At a Glance
This well-equipped 1080p LCD set looks similar to its plasma sibling, the H-T4264. It has many inputs and is easy to set up.
Even without the brand name, you'd know that this TV and the HP-T4264 came from the same manufacturer. This one is a bit smaller, supports 1080p, and uses an LCD panel instead of a plasma screen; but the physical design, menus, remotes, and just about everything else are identical. It's no surprise that they earned very similar marks.
Samsung's LCD scored slightly above the average for the 12 LCD and plasma sets in our November 2007 issue's HDTV roundup on most of our jury tests, though the it did have problems with standard-def content, whether over the air or on DVD. For the most part it managed high-def chores reasonably well, despite rendering slightly washed-out flesh tones on the only test performed in 1080p, which used the Mission: Impossible III Blu-ray disc.
You shouldn't have any trouble getting the LN-T4061 up and running. Every connector that you might want to plug something into points outward; most of them are on the back, with a few extras on the side for easy access.
The menus are compact and readable, and if you can't read them easily enough, you can make the background opaque. When you select sources, the LN-T4061 skips the ones that have nothing plugged into them; these appear grayed out on the Sources menu. You can rename your sources if you feel that DVD or VCR tell you more than HDMI 1 or S-Video 2, but you must select names from the supplied list--you can't enter your own.

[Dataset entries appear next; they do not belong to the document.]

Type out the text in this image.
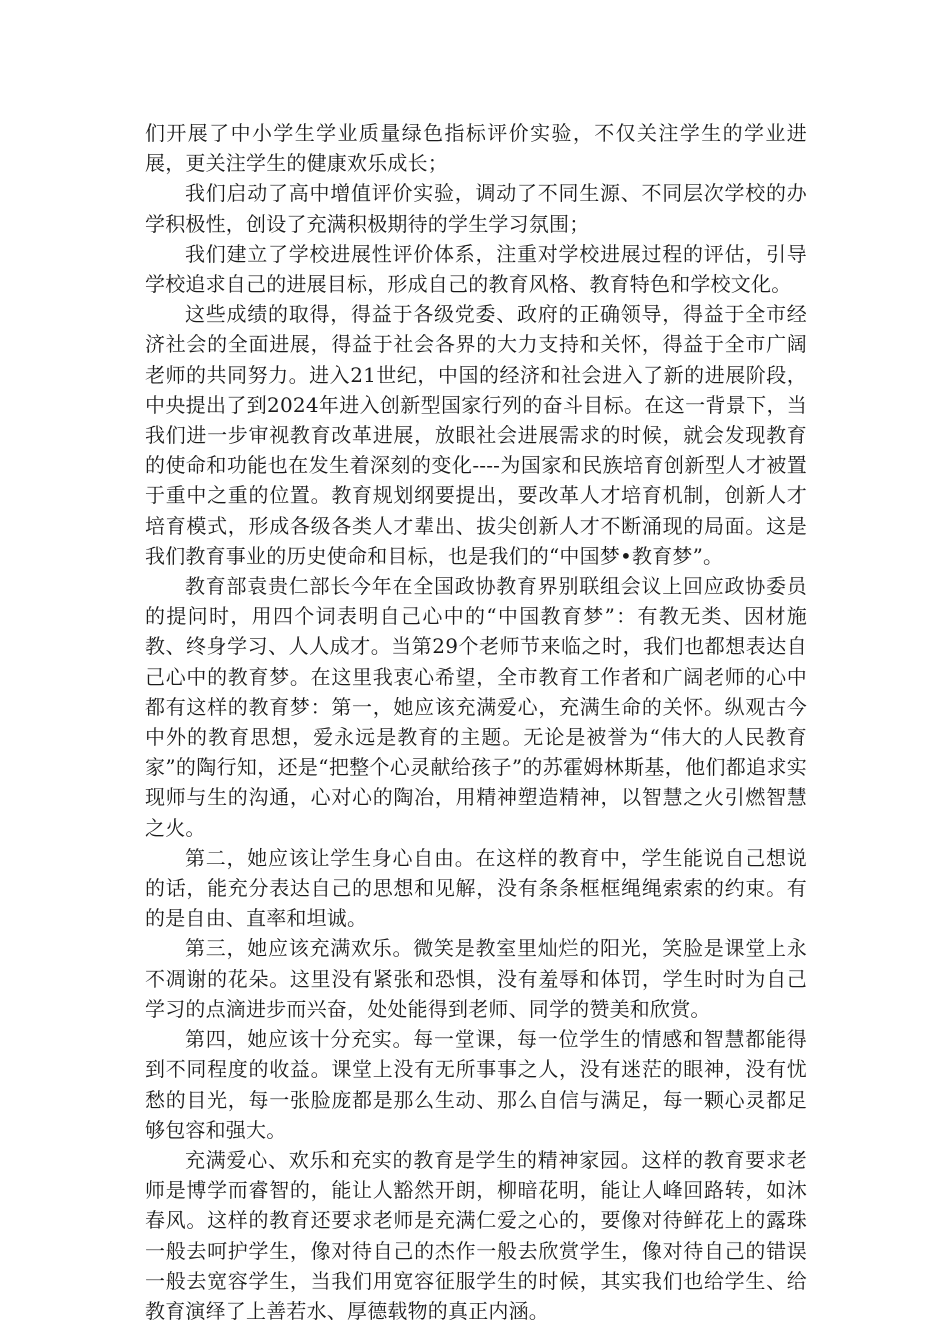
们开展了中小学生学业质量绿色指标评价实验，不仅关注学生的学业进展，更关注学生的健康欢乐成长；

我们启动了高中增值评价实验，调动了不同生源、不同层次学校的办学积极性，创设了充满积极期待的学生学习氛围；

我们建立了学校进展性评价体系，注重对学校进展过程的评估，引导学校追求自己的进展目标，形成自己的教育风格、教育特色和学校文化。

这些成绩的取得，得益于各级党委、政府的正确领导，得益于全市经济社会的全面进展，得益于社会各界的大力支持和关怀，得益于全市广阔老师的共同努力。进入21世纪，中国的经济和社会进入了新的进展阶段，中央提出了到2024年进入创新型国家行列的奋斗目标。在这一背景下，当我们进一步审视教育改革进展，放眼社会进展需求的时候，就会发现教育的使命和功能也在发生着深刻的变化----为国家和民族培育创新型人才被置于重中之重的位置。教育规划纲要提出，要改革人才培育机制，创新人才培育模式，形成各级各类人才辈出、拔尖创新人才不断涌现的局面。这是我们教育事业的历史使命和目标，也是我们的“中国梦•教育梦”。

教育部袁贵仁部长今年在全国政协教育界别联组会议上回应政协委员的提问时，用四个词表明自己心中的“中国教育梦”：有教无类、因材施教、终身学习、人人成才。当第29个老师节来临之时，我们也都想表达自己心中的教育梦。在这里我衷心希望，全市教育工作者和广阔老师的心中都有这样的教育梦：第一，她应该充满爱心，充满生命的关怀。纵观古今中外的教育思想，爱永远是教育的主题。无论是被誉为“伟大的人民教育家”的陶行知，还是“把整个心灵献给孩子”的苏霍姆林斯基，他们都追求实现师与生的沟通，心对心的陶冶，用精神塑造精神，以智慧之火引燃智慧之火。

第二，她应该让学生身心自由。在这样的教育中，学生能说自己想说的话，能充分表达自己的思想和见解，没有条条框框绳绳索索的约束。有的是自由、直率和坦诚。

第三，她应该充满欢乐。微笑是教室里灿烂的阳光，笑脸是课堂上永不凋谢的花朵。这里没有紧张和恐惧，没有羞辱和体罚，学生时时为自己学习的点滴进步而兴奋，处处能得到老师、同学的赞美和欣赏。

第四，她应该十分充实。每一堂课，每一位学生的情感和智慧都能得到不同程度的收益。课堂上没有无所事事之人，没有迷茫的眼神，没有忧愁的目光，每一张脸庞都是那么生动、那么自信与满足，每一颗心灵都足够包容和强大。

充满爱心、欢乐和充实的教育是学生的精神家园。这样的教育要求老师是博学而睿智的，能让人豁然开朗，柳暗花明，能让人峰回路转，如沐春风。这样的教育还要求老师是充满仁爱之心的，要像对待鲜花上的露珠一般去呵护学生，像对待自己的杰作一般去欣赏学生，像对待自己的错误一般去宽容学生，当我们用宽容征服学生的时候，其实我们也给学生、给教育演绎了上善若水、厚德载物的真正内涵。
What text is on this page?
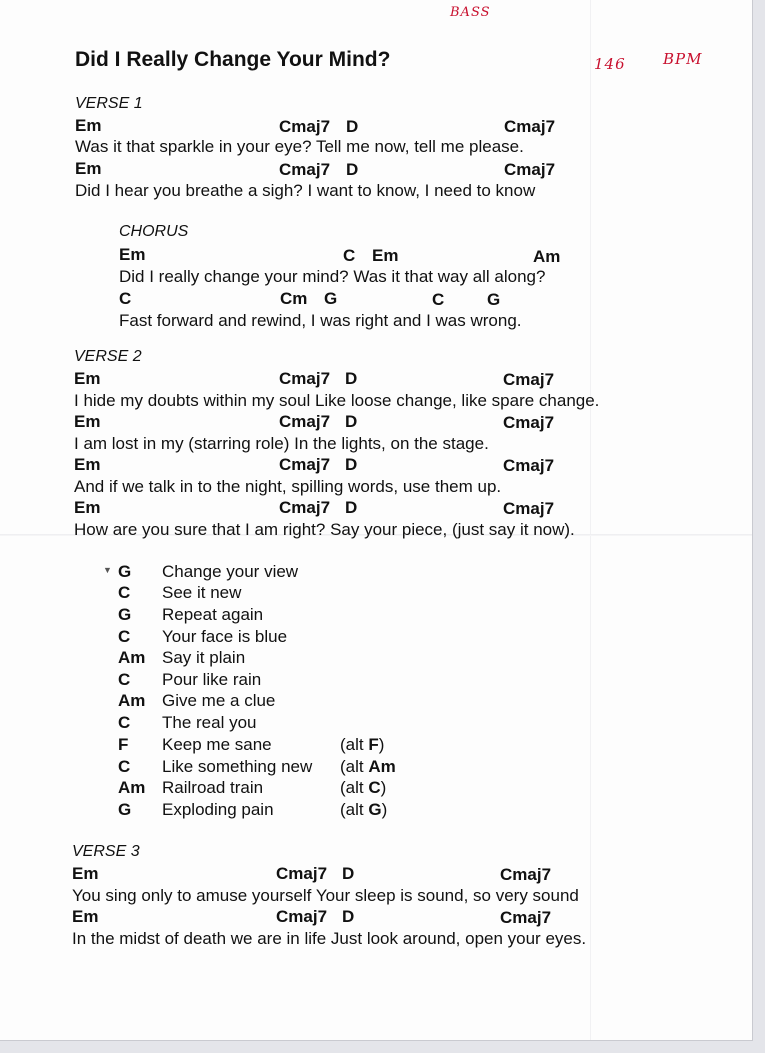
BASS
146 BPM
Did I Really Change Your Mind?
VERSE 1
Em	Cmaj7 D	Cmaj7
Was it that sparkle in your eye? Tell me now, tell me please.
Em	Cmaj7 D	Cmaj7
Did I hear you breathe a sigh? I want to know, I need to know
CHORUS
Em	C Em	Am
Did I really change your mind? Was it that way all along?
C	Cm G	C	G
Fast forward and rewind, I was right and I was wrong.
VERSE 2
Em	Cmaj7 D	Cmaj7
I hide my doubts within my soul Like loose change, like spare change.
Em	Cmaj7 D	Cmaj7
I am lost in my (starring role) In the lights, on the stage.
Em	Cmaj7 D	Cmaj7
And if we talk in to the night, spilling words, use them up.
Em	Cmaj7 D	Cmaj7
How are you sure that I am right? Say your piece, (just say it now).
▼ G Change your view
C See it new
G Repeat again
C Your face is blue
Am Say it plain
C Pour like rain
Am Give me a clue
C The real you
F Keep me sane	(alt F)
C Like something new (alt Am
Am Railroad train	(alt C)
G Exploding pain	(alt G)
VERSE 3
Em	Cmaj7 D	Cmaj7
You sing only to amuse yourself Your sleep is sound, so very sound
Em	Cmaj7 D	Cmaj7
In the midst of death we are in life Just look around, open your eyes.
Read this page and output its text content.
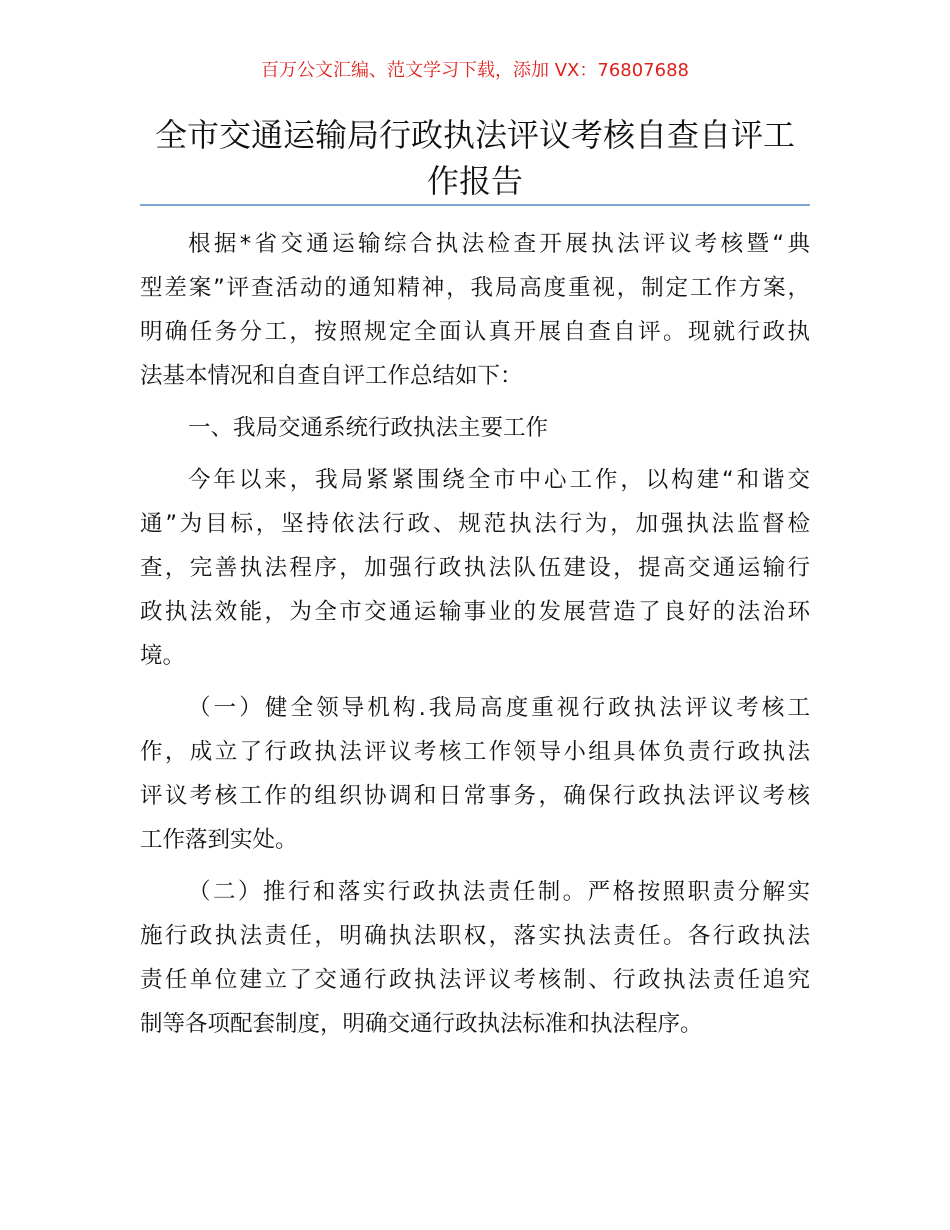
百万公文汇编、范文学习下载，添加 VX：76807688
全市交通运输局行政执法评议考核自查自评工
作报告
根据*省交通运输综合执法检查开展执法评议考核暨“典
型差案”评查活动的通知精神，我局高度重视，制定工作方案，
明确任务分工，按照规定全面认真开展自查自评。现就行政执
法基本情况和自查自评工作总结如下：
一、我局交通系统行政执法主要工作
今年以来，我局紧紧围绕全市中心工作，以构建“和谐交
通”为目标，坚持依法行政、规范执法行为，加强执法监督检
查，完善执法程序，加强行政执法队伍建设，提高交通运输行
政执法效能，为全市交通运输事业的发展营造了良好的法治环
境。
（一）健全领导机构.我局高度重视行政执法评议考核工
作，成立了行政执法评议考核工作领导小组具体负责行政执法
评议考核工作的组织协调和日常事务，确保行政执法评议考核
工作落到实处。
（二）推行和落实行政执法责任制。严格按照职责分解实
施行政执法责任，明确执法职权，落实执法责任。各行政执法
责任单位建立了交通行政执法评议考核制、行政执法责任追究
制等各项配套制度，明确交通行政执法标准和执法程序。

This well-equipped TV has a freeze button and picture-in-picture for watching content from two different sources--though not from two different channels on the HP-T4264's tuner. It also carries a headphone jack and a USB port for viewing JPEG image files and for listening to MP3s from an external device.
The LN-T4061 comes with a long and slightly clumsy remote. It's programmable, and some of the buttons light up.